Judge in context

Judge Sonia Sotomayor has made some now famous remarks on the role
of the appeals court in making policy, and the role a judge’s ethnicity
and gender play in their ability to make wise and just decisions. It’s
fair to scrutinize all the work and words of a Supreme Court nominee,
and important to do so with impartiality.

Steve Chapman has an exceptionally good analysis at RealClearPolitics. He’s concerned it’s Sotomayor who lacks impartiality.

Start with her most famous statement to date:


“I would hope,” she said in a 2001 lecture on law and
multicultural diversity, “that a wise Latina woman with the richness of
her experiences would more often than not reach a better conclusion
than a white male who hasn’t lived that life.”

The question for her supporters is: How do we spin that? It’s not
sufficient grounds to reject her nomination, given her excellent
credentials. But it’s still an embarrassment.
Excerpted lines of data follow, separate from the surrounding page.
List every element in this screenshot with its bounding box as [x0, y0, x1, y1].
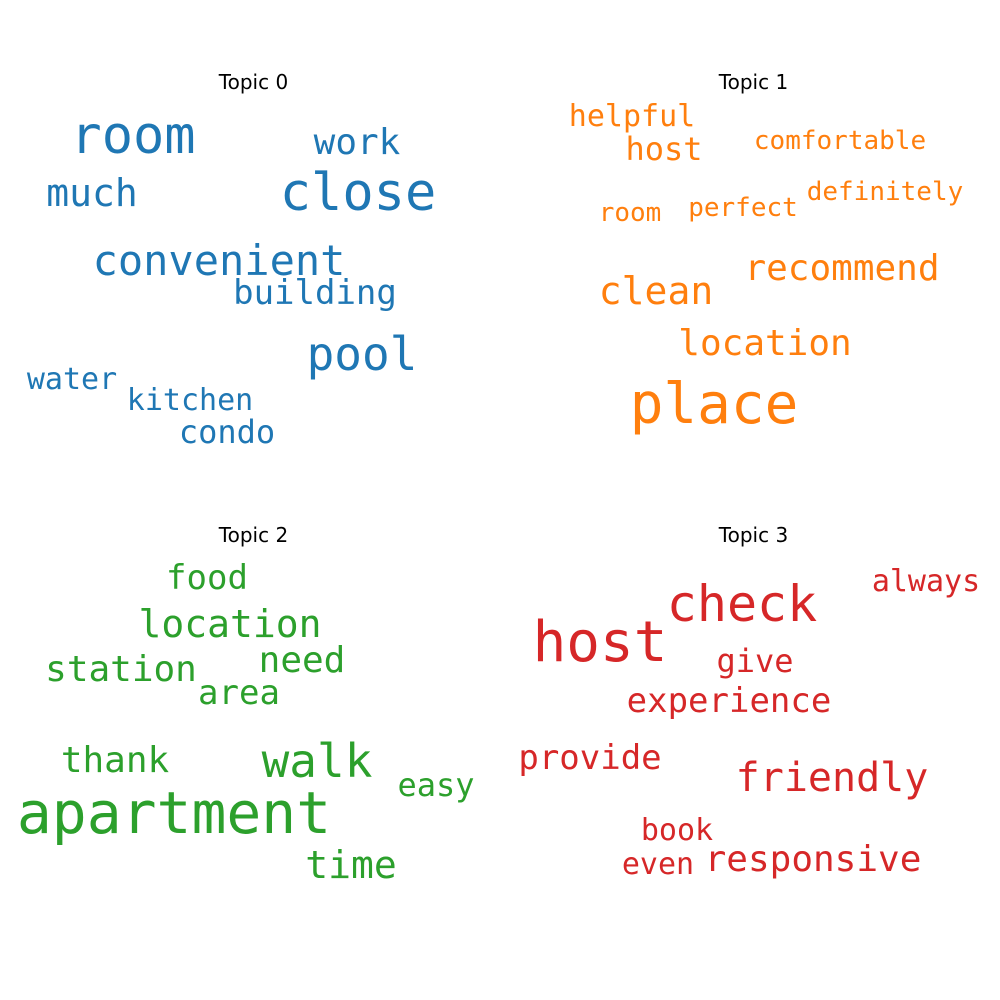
topic-3-word-book: book [640, 813, 714, 848]
topic-3-word-host: host [532, 610, 668, 675]
topic-2-word-apartment: apartment [16, 779, 332, 847]
topic-3-word-check: check [666, 575, 818, 633]
topic-1-word-host: host [625, 130, 703, 168]
topic-0-word-kitchen: kitchen [126, 383, 254, 418]
topic-1-word-comfortable: comfortable [753, 126, 927, 156]
topic-0-word-pool: pool [306, 327, 418, 381]
topic-1-wordcloud: helpful host comfortable definitely room perf… [500, 0, 1000, 500]
topic-2-word-food: food [166, 558, 248, 598]
topic-2-wordcloud: food location station need area walk thank easy… [0, 453, 500, 953]
topic-2-word-thank: thank [60, 740, 170, 781]
topic-3-word-even: even [621, 847, 695, 882]
topic-3-title: Topic 3 [718, 523, 789, 547]
topic-0-word-close: close [279, 163, 437, 223]
topic-2-panel: Topic 2 food location station need area walk t… [0, 453, 500, 953]
topic-2-title: Topic 2 [218, 523, 289, 547]
topic-3-word-responsive: responsive [704, 839, 922, 880]
topic-0-panel: Topic 0 room close work much convenient build… [0, 0, 500, 500]
topic-1-title: Topic 1 [718, 70, 789, 94]
topic-0-word-water: water [26, 362, 118, 397]
topic-1-word-definitely: definitely [806, 177, 964, 207]
topic-3-word-provide: provide [518, 738, 662, 778]
topic-2-word-time: time [305, 843, 397, 887]
topic-3-word-always: always [871, 564, 981, 599]
topic-2-word-location: location [138, 602, 322, 646]
topic-0-title: Topic 0 [218, 70, 289, 94]
topic-2-word-walk: walk [261, 734, 373, 788]
topic-2-word-area: area [198, 673, 280, 713]
topic-2-word-need: need [258, 640, 346, 681]
topic-0-word-convenient: convenient [92, 236, 346, 285]
topic-1-word-place: place [629, 372, 799, 437]
topic-3-word-friendly: friendly [735, 755, 929, 801]
topic-3-word-give: give [716, 642, 794, 680]
topic-0-word-room: room [70, 106, 196, 166]
topic-0-word-building: building [233, 273, 397, 313]
topic-0-word-much: much [46, 171, 138, 215]
topic-1-word-perfect: perfect [688, 193, 798, 223]
topic-0-word-condo: condo [178, 413, 276, 451]
topic-1-word-location: location [678, 323, 852, 364]
topic-3-panel: Topic 3 check always host give experience pro… [500, 453, 1000, 953]
topic-1-word-clean: clean [598, 269, 714, 313]
topic-0-wordcloud: room close work much convenient building pool w… [0, 0, 500, 500]
topic-1-word-helpful: helpful [568, 99, 696, 134]
topic-1-word-room: room [598, 198, 662, 228]
topic-0-word-work: work [313, 122, 401, 163]
topic-3-wordcloud: check always host give experience provide frie… [500, 453, 1000, 953]
topic-2-word-easy: easy [397, 766, 475, 804]
topic-1-word-recommend: recommend [744, 248, 940, 289]
topic-3-word-experience: experience [626, 681, 832, 721]
topic-1-panel: Topic 1 helpful host comfortable definitely… [500, 0, 1000, 500]
topic-2-word-station: station [45, 649, 197, 690]
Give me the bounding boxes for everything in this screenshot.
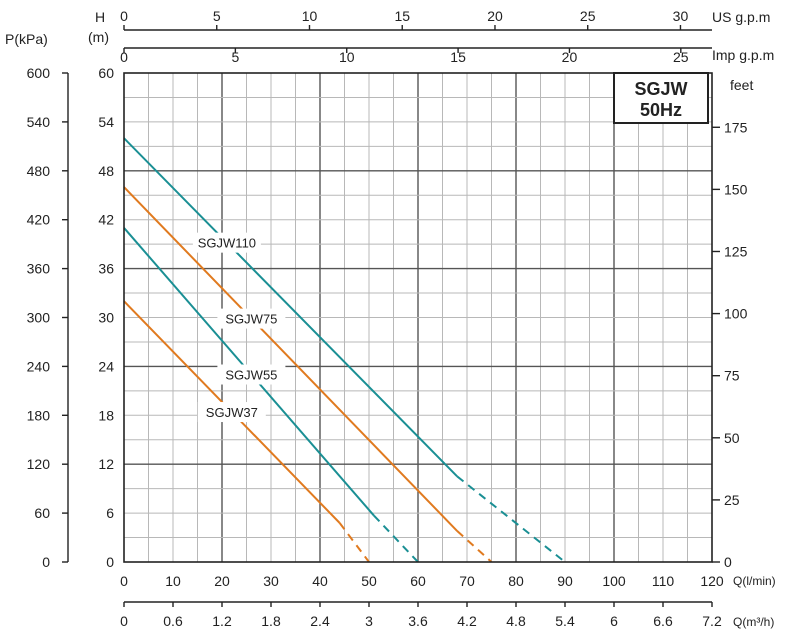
y-pressure-tick-label: 480 [27, 163, 51, 179]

One possible way to handle it is a mea culpa by the nominee. She
could say, “Let me explain what I meant to say,” or “I used to believe
that, but I now realize I was mistaken,” or “Oh, man — what was I
thinking?” Any of those tactics would defuse the controversy and allow
the debate to proceed to a topic more advantageous to her.

Maybe when she gets to her confirmation hearing, Sotomayor will
disavow the remark. But her supporters are taking another tack. They
say this criticism is unfair, because critics have taken the quotation
out of context and grossly distorted her meaning.

So Chapman looked at what else she said, surrounding that remark.


Her allies have a point. Anyone who reads the whole
speech will indeed find that her comment wasn’t as bad as it sounds. It
was worse.

What is clear from the full text is that her claim to superior
insight was not a casual aside or an exercise in devil’s advocacy. On
the contrary, it fit neatly into her overall argument, which was that
the law can only benefit from the experiences and biases that female
and minority judges bring with them.

She clearly thinks impartiality is overrated. “The aspiration to
impartiality is just that — it’s an aspiration because it denies the
fact that we are by our experiences making different choices than
others,” she declared, a bit dismissively. She doesn’t seem to think
it’s terribly important to try to meet the aspiration.

That’s apparent from the context. She said, “Whether born from
experience or inherent physiological or cultural differences, a
possibility I abhor less or discount less than my colleague Judge
(Miriam) Cedarbaum, our gender and national origins may and will make a
difference in our judging.”

Cedarbaum aspires to judicial integrity and fairness by transcending personal prejudices. Sotomayor says…


“Although I agree with and attempt to work toward Judge
Cedarbaum’s aspiration, I wonder whether achieving that goal is
possible in all or even in most cases. And I wonder whether by ignoring
our differences as women or men of color we do a disservice both to the law and society“.

(Chapman’s emphasis.)


Which comes alarmingly close to saying:
It’s impossible for female and minority judges to overcome their biases, and it would be a shame if they did.

Here’s the beauty of logical reasoning, it yields truths that are actually hard to miss. Chapman states the obvious:


Underlying all this is Sotomayor’s suspicion that white
male judges are bound to treat minorities and women unfairly. She
pointed out that “wise men like (Justice) Oliver Wendell Holmes and
Justice (Benjamin) Cardozo voted on cases which upheld both sex and
race discrimination in our society. Until 1972, no Supreme Court case
ever upheld the claim of a woman in a gender discrimination case.”

Sotomayor didn’t seem to notice the damage she had just done to her
own argument. The Supreme Court that upheld that gender discrimination
claim was composed of nine men — just as the court that ordered an end
to racial segregation in public schools was all-white.

The court that upheld affirmative action by public universities had
only one black member. There were no women on the court that found
constitutional protection for abortion rights.

How may Sotomayor respond to those well-made arguments? We’ll only know if they’re raised in her confirmation hearings.